I’d originally gone with checkboxes and three-state checkboxes for booleans and tris, but decided it was too much trouble and having separate buttons looked nicer. The basic checkboxes were reused instead for toggling off or on the listing filters for boolean and tri fields.

It can also search in and sort the listing.


One of the nicer parts of all this is the ability to export and import from JSON, as well as being able to use the browser console to loop through and batch-modify the data. I’m not sure how feasible it would be to implement that through UI, which would be more useful to nontechnical users. But for now this is just a little project to handle my own data.

If I can get it cleaned up, I’ll probably throw a copy up here at some point, though so far I’m still iterating on it a good bit as I go through my old list of movies I watched and fill in their details. I started keeping a list at some point last year, and that was title-only, so it’s been a lot of searching, figuring out which was the movie I actually watched, trying to remember enough to give it a rating.
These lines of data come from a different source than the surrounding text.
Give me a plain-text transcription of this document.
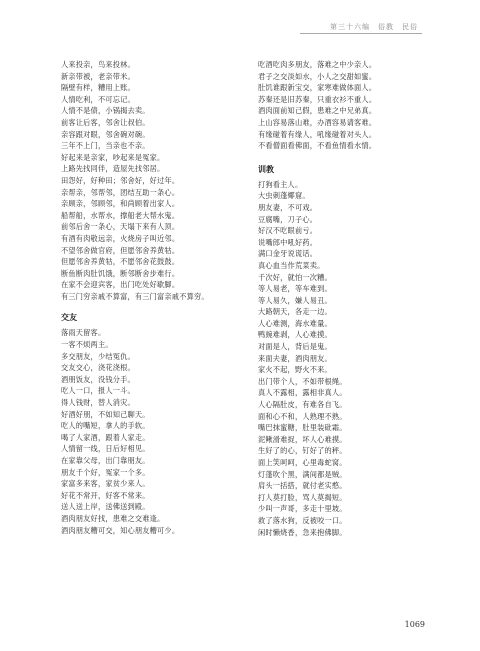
第三十六编　俗教　民俗
人来投亲，鸟来投林。
新亲带被，老亲带米。
隔壁有样，糟用上账。
人情吃利，不可忘记。
人情不是债，小锅揭去卖。
前客让后客，邻舍让叔伯。
亲容跟对眼，邻舍碗对碗。
三年不上门，当亲也不亲。
好起来是亲家，吵起来是冤家。
上路先找同伴，造屋先找邻居。
田怨好，好种田；邻舍好，好过年。
亲帮亲，邻帮邻，团结互助一条心。
亲顾亲，邻顾邻，和尚顾着出家人。
船帮船，水帮水，撑船老大帮水鬼。
前邻后舍一条心，天塌下来有人顶。
有酒有肉敬远亲，火烧房子叫近邻。
不望邻舍做官府，但愿邻舍养黄牯。
但愿邻舍养黄牯，不愿邻舍花鼓鼓。
断鱼断肉肚饥饿，断邻断舍步难行。
在家不会迎宾客，出门吃处好歇脚。
有三门穷亲戚不算富，有三门富亲戚不算穷。
交友
落雨天留客。
一客不烦两主。
多交朋友，少结冤仇。
交友交心，浇花浇根。
酒朋饭友，没钱分手。
吃人一口，报人一斗。
得人钱财，替人消灾。
好酒好朋，不如知己聊天。
吃人的嘴短，拿人的手软。
喝了人家酒，跟着人家走。
人情留一线，日后好相见。
在家靠父母，出门靠朋友。
朋友千个好，冤家一个多。
家富多来客，家贫少来人。
好花不常开，好客不常来。
送人送上岸，送佛送到殿。
酒肉朋友好找，患难之交难逢。
酒肉朋友糟可交，知心朋友糟可少。
吃酒吃肉多朋友，落难之中少亲人。
君子之交淡如水，小人之交甜如蜜。
肚饥谁跟新宝交，家寒难做体面人。
苏秦还是旧苏秦，只重衣衫不重人。
酒肉面前知己假，患难之中兄弟真。
上山容易落山难，办酒容易请客难。
有缘碰着有缘人，吼缘碰着对头人。
不看僧面看佛面，不看鱼情看水情。
训教
打狗看主人。
大虫刺蓬鄊窟。
朋友妻，不可戏。
豆腐嘴，刀子心。
好汉不吃眼前亏。
说嘴郎中吼好药。
满口金牙说谎话。
真心血当作荒菜卖。
千次好，就怕一次糟。
等人易老，等车难到。
等人易久，嫌人易丑。
大路朝天，各走一边。
人心难测，海水难量。
鸭豌难剥，人心难摸。
对面是人，背后是鬼。
来面夫妻，酒肉朋友。
家火不起，野火不来。
出门带个人，不如带根绳。
真人不露相，露相非真人。
人心隔肚皮，有难各自飞。
面和心不和，人熟理不熟。
嘴巴抹蜜糖，肚里装砒霜。
泥鳅滑难捉，坏人心难摸。
生好了的心，钉好了的秤。
面上笑呵呵，心里毒蛇窝。
灯蓬吹个黑，满间都是贼。
肩头一括搭，就付老实憨。
打人莫打脸，骂人莫揭短。
少叫一声哥，多走十里坡。
救了落水狗，反被咬一口。
闲时懒烧香，急来抱佛脚。
1069
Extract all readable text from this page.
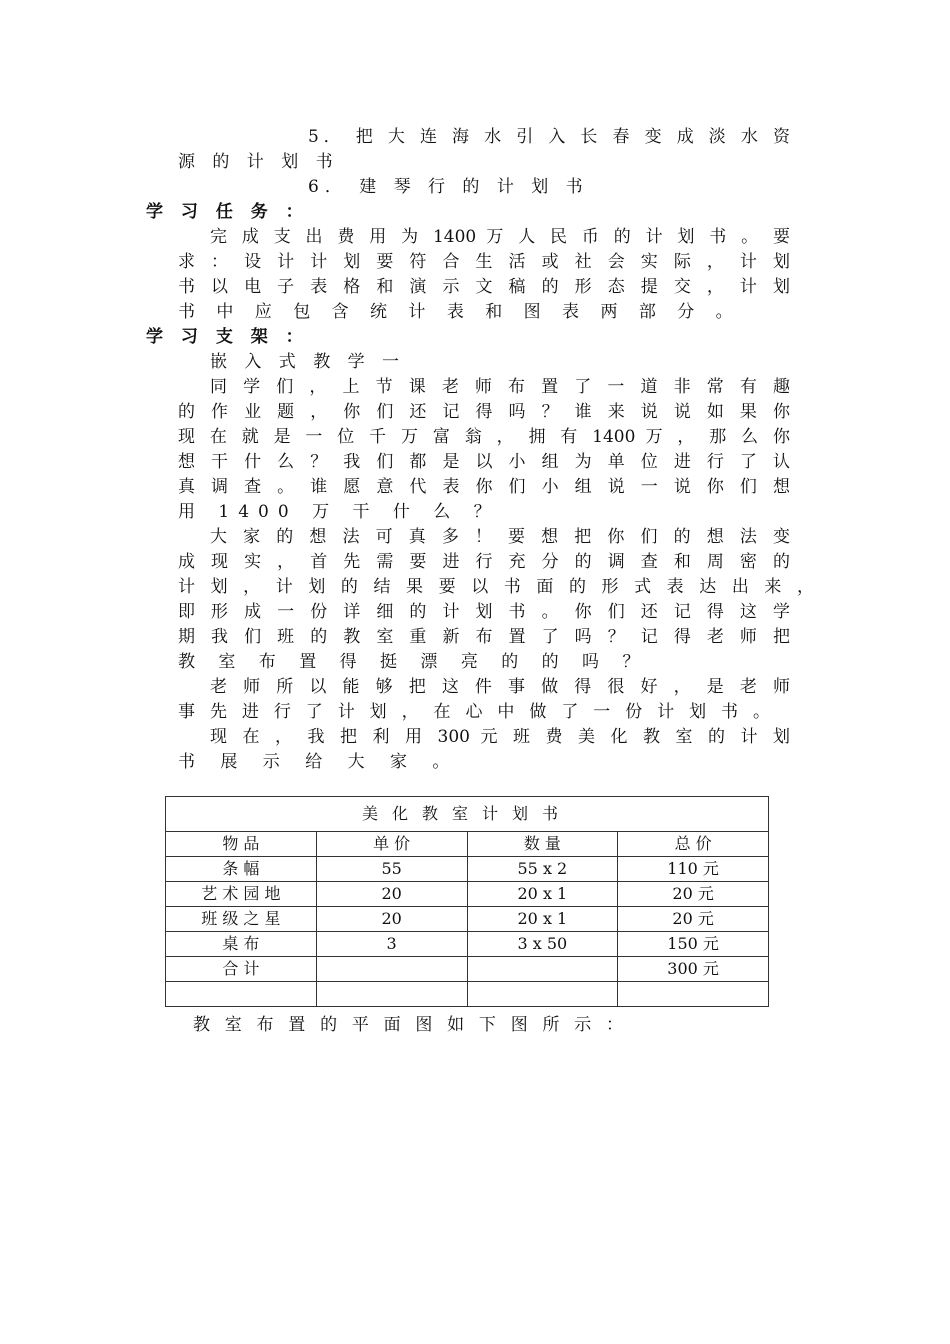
5． 把 大 连 海 水 引 入 长 春 变 成 淡 水 资
源 的 计 划 书
6． 建 琴 行 的 计 划 书
学 习 任 务 ：
完 成 支 出 费 用 为 1400 万 人 民 币 的 计 划 书 。 要
求 ： 设 计 计 划 要 符 合 生 活 或 社 会 实 际 ， 计 划
书 以 电 子 表 格 和 演 示 文 稿 的 形 态 提 交 ， 计 划
书 中 应 包 含 统 计 表 和 图 表 两 部 分 。
学 习 支 架 ：
嵌 入 式 教 学 一
同 学 们 ， 上 节 课 老 师 布 置 了 一 道 非 常 有 趣
的 作 业 题 ， 你 们 还 记 得 吗 ？ 谁 来 说 说 如 果 你
现 在 就 是 一 位 千 万 富 翁 ， 拥 有 1400 万 ， 那 么 你
想 干 什 么 ？ 我 们 都 是 以 小 组 为 单 位 进 行 了 认
真 调 查 。 谁 愿 意 代 表 你 们 小 组 说 一 说 你 们 想
用 1400 万 干 什 么 ？
大 家 的 想 法 可 真 多 ！ 要 想 把 你 们 的 想 法 变
成 现 实 ， 首 先 需 要 进 行 充 分 的 调 查 和 周 密 的
计 划 ， 计 划 的 结 果 要 以 书 面 的 形 式 表 达 出 来 ，
即 形 成 一 份 详 细 的 计 划 书 。 你 们 还 记 得 这 学
期 我 们 班 的 教 室 重 新 布 置 了 吗 ？ 记 得 老 师 把
教 室 布 置 得 挺 漂 亮 的 的 吗 ？
老 师 所 以 能 够 把 这 件 事 做 得 很 好 ， 是 老 师
事 先 进 行 了 计 划 ， 在 心 中 做 了 一 份 计 划 书 。
现 在 ， 我 把 利 用 300 元 班 费 美 化 教 室 的 计 划
书 展 示 给 大 家 。
美化教室计划书			
物 品	单 价	数 量	总 价
条 幅	55	55 x 2	110 元
艺 术 园 地	20	20 x 1	20 元
班 级 之 星	20	20 x 1	20 元
桌 布	3	3 x 50	150 元
合 计			300 元

教 室 布 置 的 平 面 图 如 下 图 所 示 ：
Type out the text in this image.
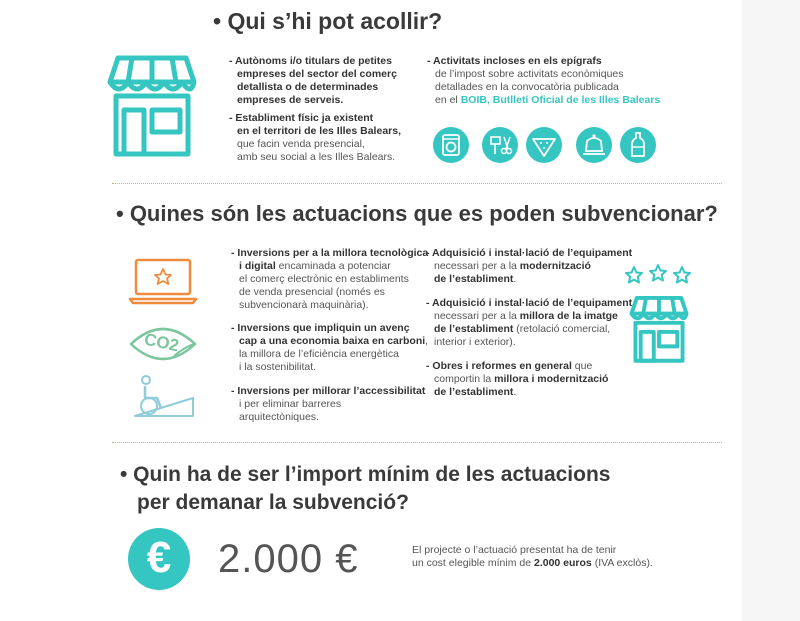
• Qui s’hi pot acollir?
- Autònoms i/o titulars de petites
empreses del sector del comerç
detallista o de determinades
empreses de serveis.
- Establiment físic ja existent
en el territori de les Illes Balears,
que facin venda presencial,
amb seu social a les Illes Balears.
- Activitats incloses en els epígrafs
de l’impost sobre activitats econòmiques
detallades en la convocatòria publicada
en el BOIB, Butlletí Oficial de les Illes Balears
• Quines són les actuacions que es poden subvencionar?
CO2
- Inversions per a la millora tecnològica
i digital encaminada a potenciar
el comerç electrònic en establiments
de venda presencial (només es
subvencionarà maquinària).
- Inversions que impliquin un avenç
cap a una economia baixa en carboni,
la millora de l’eficiència energètica
i la sostenibilitat.
- Inversions per millorar l’accessibilitat
i per eliminar barreres
arquitectòniques.
- Adquisició i instal·lació de l’equipament
necessari per a la modernització
de l’establiment.
- Adquisició i instal·lació de l’equipament
necessari per a la millora de la imatge
de l’establiment (retolació comercial,
interior i exterior).
- Obres i reformes en general que
comportin la millora i modernització
de l’establiment.
• Quin ha de ser l’import mínim de les actuacions
per demanar la subvenció?
€	2.000 €	El projecte o l’actuació presentat ha de tenir
un cost elegible mínim de 2.000 euros (IVA exclòs).
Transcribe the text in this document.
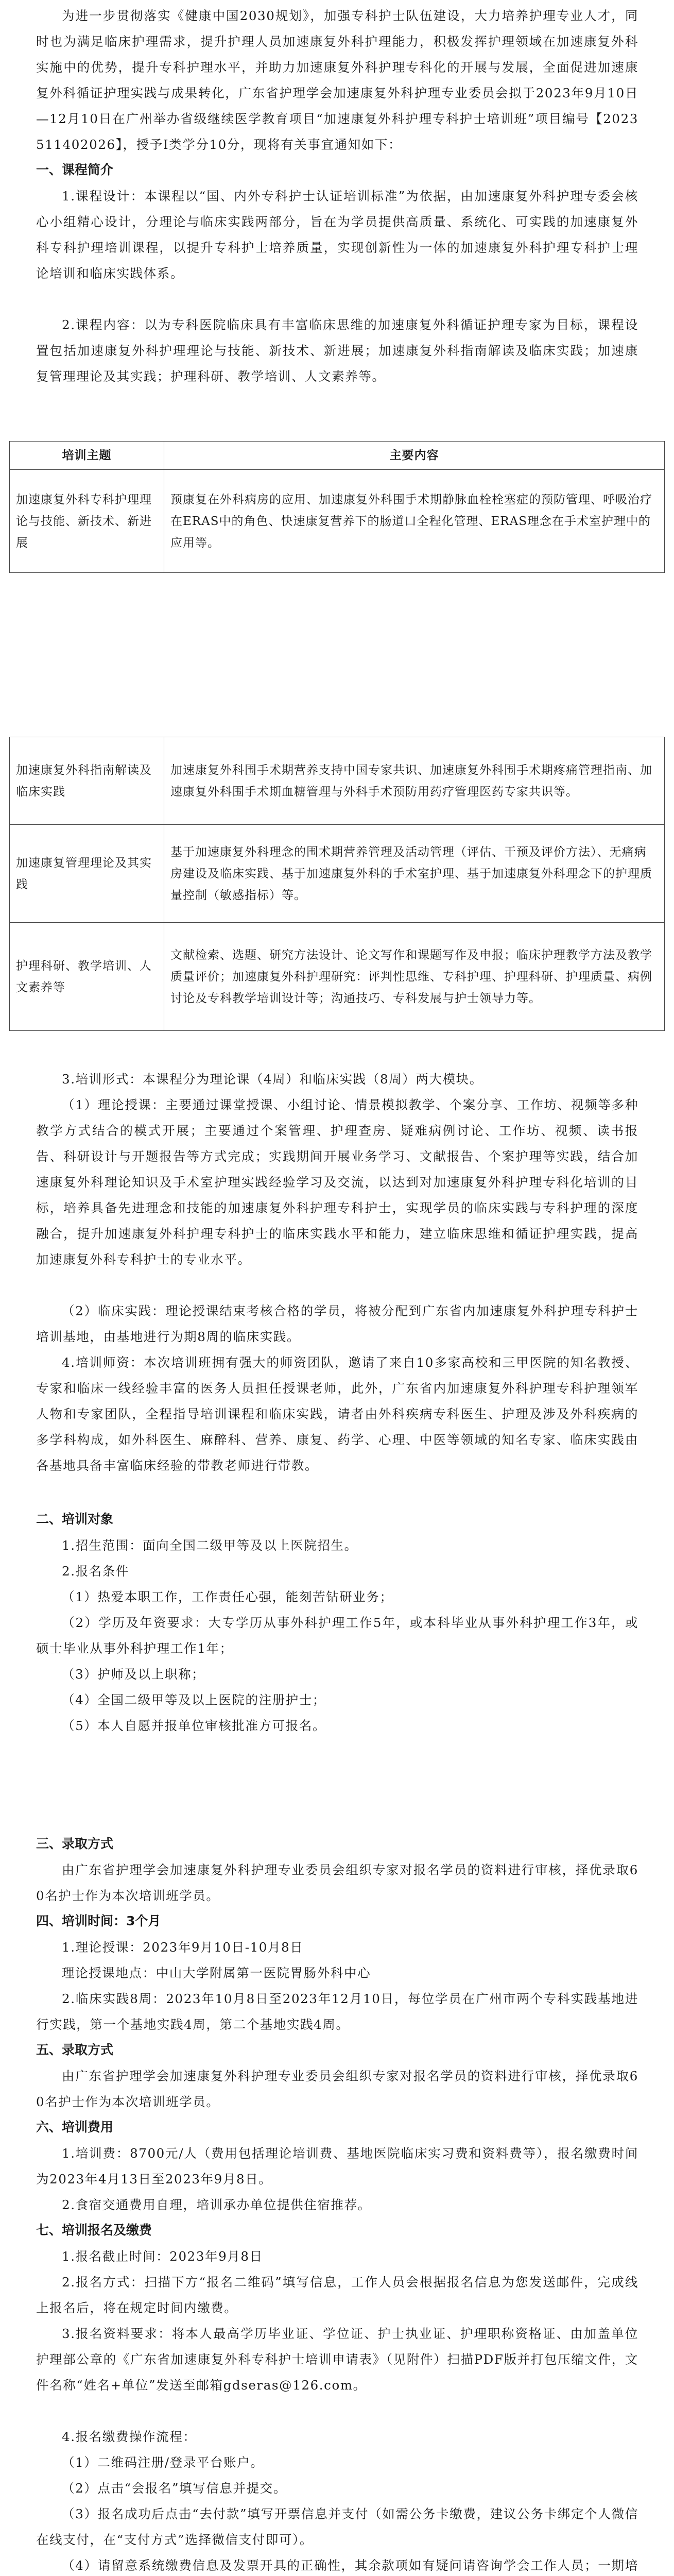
为进一步贯彻落实《健康中国2030规划》，加强专科护士队伍建设，大力培养护理专业人才，同时也为满足临床护理需求，提升护理人员加速康复外科护理能力，积极发挥护理领域在加速康复外科实施中的优势，提升专科护理水平，并助力加速康复外科护理专科化的开展与发展，全面促进加速康复外科循证护理实践与成果转化，广东省护理学会加速康复外科护理专业委员会拟于2023年9月10日—12月10日在广州举办省级继续医学教育项目“加速康复外科护理专科护士培训班”项目编号【2023511402026】，授予I类学分10分，现将有关事宜通知如下：

一、课程简介

1.课程设计：本课程以“国、内外专科护士认证培训标准”为依据，由加速康复外科护理专委会核心小组精心设计，分理论与临床实践两部分，旨在为学员提供高质量、系统化、可实践的加速康复外科专科护理培训课程，以提升专科护士培养质量，实现创新性为一体的加速康复外科护理专科护士理论培训和临床实践体系。

2.课程内容：以为专科医院临床具有丰富临床思维的加速康复外科循证护理专家为目标，课程设置包括加速康复外科护理理论与技能、新技术、新进展；加速康复外科指南解读及临床实践；加速康复管理理论及其实践；护理科研、教学培训、人文素养等。

培训主题	主要内容
加速康复外科专科护理理论与技能、新技术、新进展	预康复在外科病房的应用、加速康复外科围手术期静脉血栓栓塞症的预防管理、呼吸治疗在ERAS中的角色、快速康复营养下的肠道口全程化管理、ERAS理念在手术室护理中的应用等。
加速康复外科指南解读及临床实践	加速康复外科围手术期营养支持中国专家共识、加速康复外科围手术期疼痛管理指南、加速康复外科围手术期血糖管理与外科手术预防用药疗管理医药专家共识等。
加速康复管理理论及其实践	基于加速康复外科理念的围术期营养管理及活动管理（评估、干预及评价方法）、无痛病房建设及临床实践、基于加速康复外科的手术室护理、基于加速康复外科理念下的护理质量控制（敏感指标）等。
护理科研、教学培训、人文素养等	文献检索、选题、研究方法设计、论文写作和课题写作及申报；临床护理教学方法及教学质量评价；加速康复外科护理研究：评判性思维、专科护理、护理科研、护理质量、病例讨论及专科教学培训设计等；沟通技巧、专科发展与护士领导力等。

3.培训形式：本课程分为理论课（4周）和临床实践（8周）两大模块。

（1）理论授课：主要通过课堂授课、小组讨论、情景模拟教学、个案分享、工作坊、视频等多种教学方式结合的模式开展；主要通过个案管理、护理查房、疑难病例讨论、工作坊、视频、读书报告、科研设计与开题报告等方式完成；实践期间开展业务学习、文献报告、个案护理等实践，结合加速康复外科理论知识及手术室护理实践经验学习及交流，以达到对加速康复外科护理专科化培训的目标，培养具备先进理念和技能的加速康复外科护理专科护士，实现学员的临床实践与专科护理的深度融合，提升加速康复外科护理专科护士的临床实践水平和能力，建立临床思维和循证护理实践，提高加速康复外科专科护士的专业水平。

（2）临床实践：理论授课结束考核合格的学员，将被分配到广东省内加速康复外科护理专科护士培训基地，由基地进行为期8周的临床实践。

4.培训师资：本次培训班拥有强大的师资团队，邀请了来自10多家高校和三甲医院的知名教授、专家和临床一线经验丰富的医务人员担任授课老师，此外，广东省内加速康复外科护理专科护理领军人物和专家团队，全程指导培训课程和临床实践，请者由外科疾病专科医生、护理及涉及外科疾病的多学科构成，如外科医生、麻醉科、营养、康复、药学、心理、中医等领域的知名专家、临床实践由各基地具备丰富临床经验的带教老师进行带教。

二、培训对象

1.招生范围：面向全国二级甲等及以上医院招生。

2.报名条件

（1）热爱本职工作，工作责任心强，能刻苦钻研业务；

（2）学历及年资要求：大专学历从事外科护理工作5年，或本科毕业从事外科护理工作3年，或硕士毕业从事外科护理工作1年；

（3）护师及以上职称；

（4）全国二级甲等及以上医院的注册护士；

（5）本人自愿并报单位审核批准方可报名。

三、录取方式

由广东省护理学会加速康复外科护理专业委员会组织专家对报名学员的资料进行审核，择优录取60名护士作为本次培训班学员。

四、培训时间：3个月

1.理论授课：2023年9月10日-10月8日

理论授课地点：中山大学附属第一医院胃肠外科中心

2.临床实践8周：2023年10月8日至2023年12月10日，每位学员在广州市两个专科实践基地进行实践，第一个基地实践4周，第二个基地实践4周。

五、录取方式

由广东省护理学会加速康复外科护理专业委员会组织专家对报名学员的资料进行审核，择优录取60名护士作为本次培训班学员。

六、培训费用

1.培训费：8700元/人（费用包括理论培训费、基地医院临床实习费和资料费等），报名缴费时间为2023年4月13日至2023年9月8日。

2.食宿交通费用自理，培训承办单位提供住宿推荐。

七、培训报名及缴费

1.报名截止时间：2023年9月8日

2.报名方式：扫描下方“报名二维码”填写信息，工作人员会根据报名信息为您发送邮件，完成线上报名后，将在规定时间内缴费。

3.报名资料要求：将本人最高学历毕业证、学位证、护士执业证、护理职称资格证、由加盖单位护理部公章的《广东省加速康复外科专科护士培训申请表》（见附件）扫描PDF版并打包压缩文件，文件名称“姓名+单位”发送至邮箱gdseras@126.com。

4.报名缴费操作流程：

（1）二维码注册/登录平台账户。

（2）点击“会报名”填写信息并提交。

（3）报名成功后点击“去付款”填写开票信息并支付（如需公务卡缴费，建议公务卡绑定个人微信在线支付，在“支付方式”选择微信支付即可）。

（4）请留意系统缴费信息及发票开具的正确性，其余款项如有疑问请咨询学会工作人员；一期培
But the main goal is that if I decide I need a list of something, I can copy the file over, throw a schema together, and start making the list in a way that lets me update it or review it better than a text file and not requiring the ugliness of a spreadsheet. Like when I kept a list of the legislators who objected on 6 January 2021, that’s just a text file. Next time it could be a nice little application that makes the task not necessarily easier, but more useful:

  1. Get a text list of the things
  2. Some light massaging to turn it into JSON
  3. Write a quick schema
  4. Import the data
  5. Fill in any details, be able to filter, sort, search easily.

I can only imagine what data wrangling looks like in 100 years. I hope by then it’s all AI user interfaces that look pretty are functional no friction. Until then, this project has reminded me how powerful, how versatile, and above all how fairly simple, HTML plus Javascript has gotten.